Feast of the Swan: A Renaissance Brotherhood At Table

Record and Artist Details

Genre:

Vocal

Label: Challenge Classics

Media Format: Super Audio CD

Media Runtime: 59

Mastering:

DDD

Catalogue Number: CC72880

CC72880. Feast of the Swan: A Renaissance Brotherhood At Table

Tracks:

Composition Artist Credit
Ick had een boelken uutvercoren Anonymous, Composer
Cappella Pratensis
Stratton Bull, Conductor
Missa Benedicti (Ick had een boelken uutvercoren) Benedictus Appenzeller, Composer
Cappella Pratensis
Stratton Bull, Conductor
Sicut lilium inter spinas Antoine Brumel, Composer
Cappella Pratensis
Stratton Bull, Conductor
Ave Maria Jacobus Clemens Non Papa, Composer
Cappella Pratensis
Stratton Bull, Conductor
Dictes moy toutes voz pensées Loyset Compère, Composer
Cappella Pratensis
Stratton Bull, Conductor
Le grant désir d’aymer m’y tient Loyset Compère, Composer
Cappella Pratensis
Stratton Bull, Conductor
Een vrouelic wesen Matthaeus Pipelare, Composer
Cappella Pratensis
Stratton Bull, Conductor
Myns liefkens bruyn ooghen Tielman Susato, Composer
Cappella Pratensis
Stratton Bull, Conductor
Missa Myns liefkens bruyn ooghen, Movement: Sanctus Jheronimus Vinders, Composer
Cappella Pratensis
Stratton Bull, Conductor

Cappella Pratensis here show an almost Trumpian need to push the boundaries and see how far they can get away with it.
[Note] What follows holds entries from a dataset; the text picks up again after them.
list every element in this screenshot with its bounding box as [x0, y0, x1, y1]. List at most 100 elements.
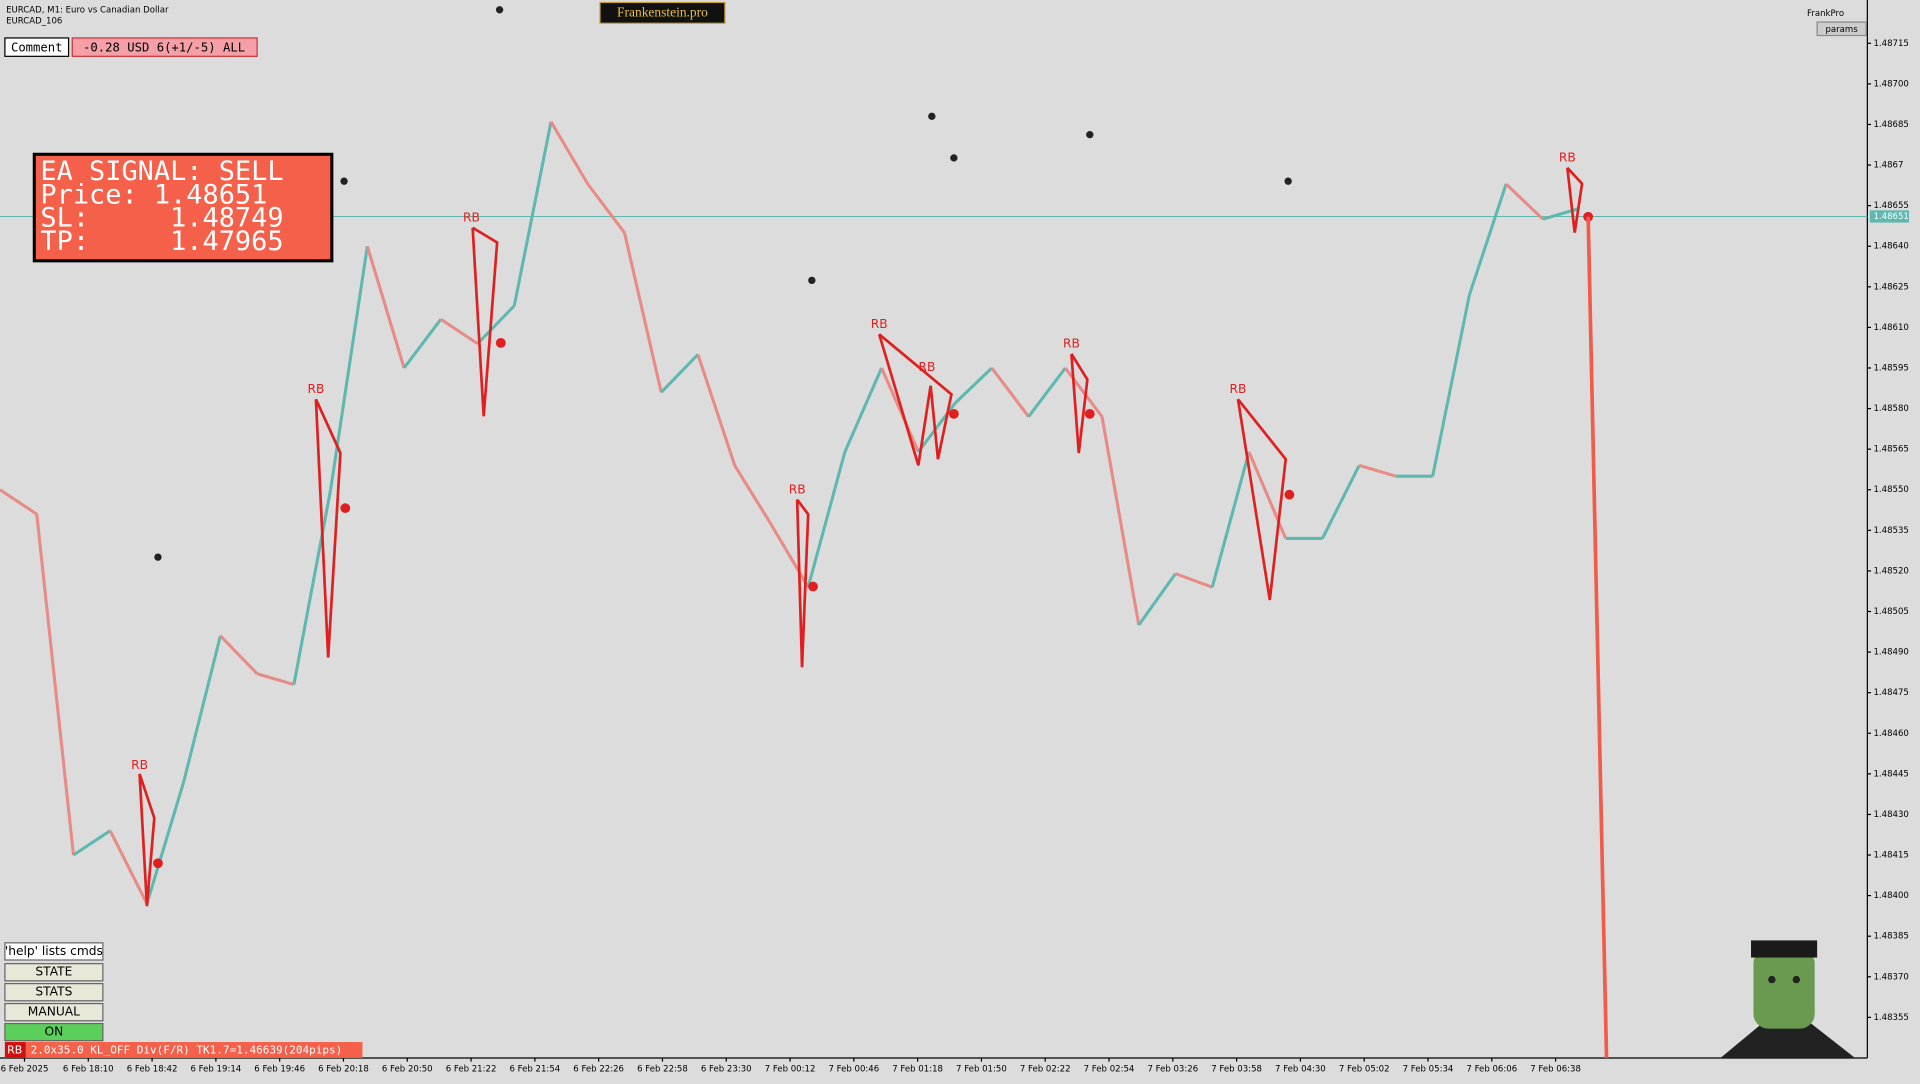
command-button-label[interactable]: STATS: [35, 985, 72, 999]
price-segment: [1467, 183, 1508, 296]
price-segment: [108, 829, 149, 905]
x-tick-label: 7 Feb 04:30: [1275, 1064, 1326, 1074]
command-button[interactable]: [4, 983, 104, 1002]
x-tick-label: 6 Feb 18:42: [127, 1064, 178, 1074]
y-tick-label: 1.48460: [1873, 729, 1908, 739]
exit-marker: [1084, 408, 1095, 419]
rb-patterns: [138, 166, 1584, 907]
price-segment: [1358, 463, 1397, 478]
status-text: 2.0x35.0 KL_OFF Div(F/R) TK1.7=1.46639(2…: [31, 1044, 343, 1057]
y-tick-label: 1.48535: [1873, 526, 1908, 536]
x-tick-label: 7 Feb 01:18: [892, 1064, 943, 1074]
signal-price: Price: 1.48651: [40, 179, 267, 210]
exit-marker: [1284, 489, 1295, 500]
account-label: EURCAD_106: [6, 16, 62, 26]
y-tick-label: 1.48685: [1873, 120, 1908, 130]
skull-icon: [928, 112, 936, 120]
command-button-label[interactable]: MANUAL: [28, 1005, 80, 1019]
x-tick-label: 7 Feb 05:02: [1339, 1064, 1390, 1074]
exit-marker: [340, 503, 351, 514]
button-stack: STATE STATS MANUAL ON: [4, 963, 104, 1042]
comment-label: Comment: [11, 40, 63, 54]
price-segment: [806, 451, 847, 588]
command-button[interactable]: [4, 1002, 104, 1022]
command-button-label[interactable]: STATE: [35, 965, 72, 979]
y-tick-label: 1.48550: [1873, 485, 1908, 495]
y-tick-label: 1.48415: [1873, 851, 1908, 861]
x-tick-label: 6 Feb 19:46: [254, 1064, 305, 1074]
price-segment: [72, 829, 112, 857]
status-tag: RB: [7, 1044, 22, 1057]
price-segment: [1321, 464, 1361, 540]
price-segment: [292, 489, 333, 685]
price-segment: [219, 634, 259, 675]
rb-label: RB: [789, 482, 806, 496]
y-tick-label: 1.48640: [1873, 242, 1908, 252]
params-label[interactable]: params: [1826, 25, 1859, 35]
x-tick-label: 7 Feb 01:50: [956, 1064, 1007, 1074]
avatar-eye: [1792, 975, 1800, 984]
skull-icon: [950, 154, 958, 162]
price-segment: [954, 366, 993, 405]
price-segment: [1174, 572, 1213, 589]
x-tick-label: 6 Feb 22:26: [573, 1064, 624, 1074]
x-tick-label: 6 Feb 23:30: [701, 1064, 752, 1074]
skull-icons: [154, 6, 1292, 561]
price-segment: [256, 672, 295, 687]
command-button-label[interactable]: ON: [44, 1025, 63, 1039]
price-segment: [182, 635, 222, 783]
signal-box: [32, 152, 334, 263]
price-segment: [660, 353, 700, 394]
x-tick-label: 7 Feb 00:46: [828, 1064, 879, 1074]
projection-line: [1586, 216, 1609, 1058]
y-tick-label: 1.48595: [1873, 363, 1908, 373]
rb-zigzag: [471, 226, 499, 417]
price-segment: [843, 367, 884, 453]
skull-icon: [1284, 177, 1292, 185]
rb-label: RB: [918, 360, 935, 374]
price-segment: [402, 318, 443, 369]
command-button[interactable]: [4, 1022, 104, 1042]
price-segment: [439, 318, 479, 345]
exit-marker: [808, 581, 818, 592]
rb-label: RB: [463, 210, 480, 224]
y-tick-label: 1.48610: [1873, 323, 1908, 333]
price-segment: [733, 464, 773, 526]
price-segment: [990, 367, 1030, 418]
y-tick-label: 1.48445: [1873, 769, 1908, 779]
x-tick-label: 7 Feb 06:38: [1530, 1064, 1581, 1074]
avatar-body: [1720, 1022, 1856, 1058]
x-tick-label: 7 Feb 03:58: [1211, 1064, 1262, 1074]
rb-zigzag: [138, 773, 156, 907]
y-tick-label: 1.48580: [1873, 404, 1908, 414]
avatar-face: [1753, 948, 1815, 1029]
x-tick-label: 7 Feb 02:54: [1084, 1064, 1135, 1074]
y-tick-label: 1.48355: [1873, 1013, 1908, 1023]
signal-sl: SL: 1.48749: [40, 203, 283, 234]
symbol-title: EURCAD, M1: Euro vs Canadian Dollar: [6, 5, 169, 15]
comment-value-box: [71, 37, 258, 57]
exit-marker: [495, 337, 506, 348]
y-tick-label: 1.48565: [1873, 445, 1908, 455]
help-box: [4, 942, 104, 961]
rb-zigzag: [314, 398, 342, 658]
y-tick-label: 1.48475: [1873, 688, 1908, 698]
command-button[interactable]: [4, 963, 104, 982]
brand: Frankenstein.pro: [617, 5, 708, 20]
x-tick-label: 7 Feb 05:34: [1403, 1064, 1454, 1074]
price-segment: [1137, 572, 1177, 626]
y-tick-label: 1.48490: [1873, 648, 1908, 658]
user-label: FrankPro: [1807, 9, 1844, 19]
y-tick-label: 1.48385: [1873, 932, 1908, 942]
price-segment: [696, 353, 737, 466]
price-segment: [770, 524, 810, 588]
x-tick-label: 7 Feb 02:22: [1020, 1064, 1071, 1074]
y-tick-label: 1.48430: [1873, 810, 1908, 820]
status-tag-box: [4, 1042, 26, 1058]
price-segment: [1431, 294, 1471, 477]
params-button[interactable]: [1816, 21, 1867, 37]
brand-box: [599, 1, 726, 24]
exit-marker: [153, 858, 163, 869]
x-tick-label: 6 Feb 20:18: [318, 1064, 369, 1074]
The fourth of their discs devoted to the choirbooks of ’s-Hertogenbosch devotes only four of its 14 tracks to music in those choirbooks. The argument, assembled in an erudite note by Grantley McDonald involving apparently substantial new documentation, is that any such institution had secular feasts at which all kinds of music would have been performed, written and unwritten. For this they work together with the Sollazzo Ensemble, directed by Anna Danilevskaia. Since both groups are currently at the very top of their form, the results are predictably stunning, even if much of the music is of limited quality.

In addition, they add in a ‘bonus track’ the famous Dutch actor and television personality Vincent Bijlo. How he comes in is a roundabout story. The Dutch musicologist Eric Jas identified the tune at the root of a Mass by Appenzeller as a melody with only a text opening (and otherwise a Dutch rhymed translation of a psalm text). On the basis of that text opening, the local poet and journalist Eric Alink wrote a new text and Marc Busnel devised a polyphonic arrangement. This is sung once through by Busnel and then later spoken (far more quickly) by Bijlo against a background of Busnel’s music played by Sollazzo.

For the rest, they sing beautifully in Mass music by Appenzeller and Vinders (including instrumental participation, which seems unlikely even in ’s‑Hertogenbosch), give one track of improvised polyphony, and offer lovely performances of two contrasting songs by Compère (though the solo singers are not named anywhere). It is hard to see any logic in the programming here; but it is all great fun.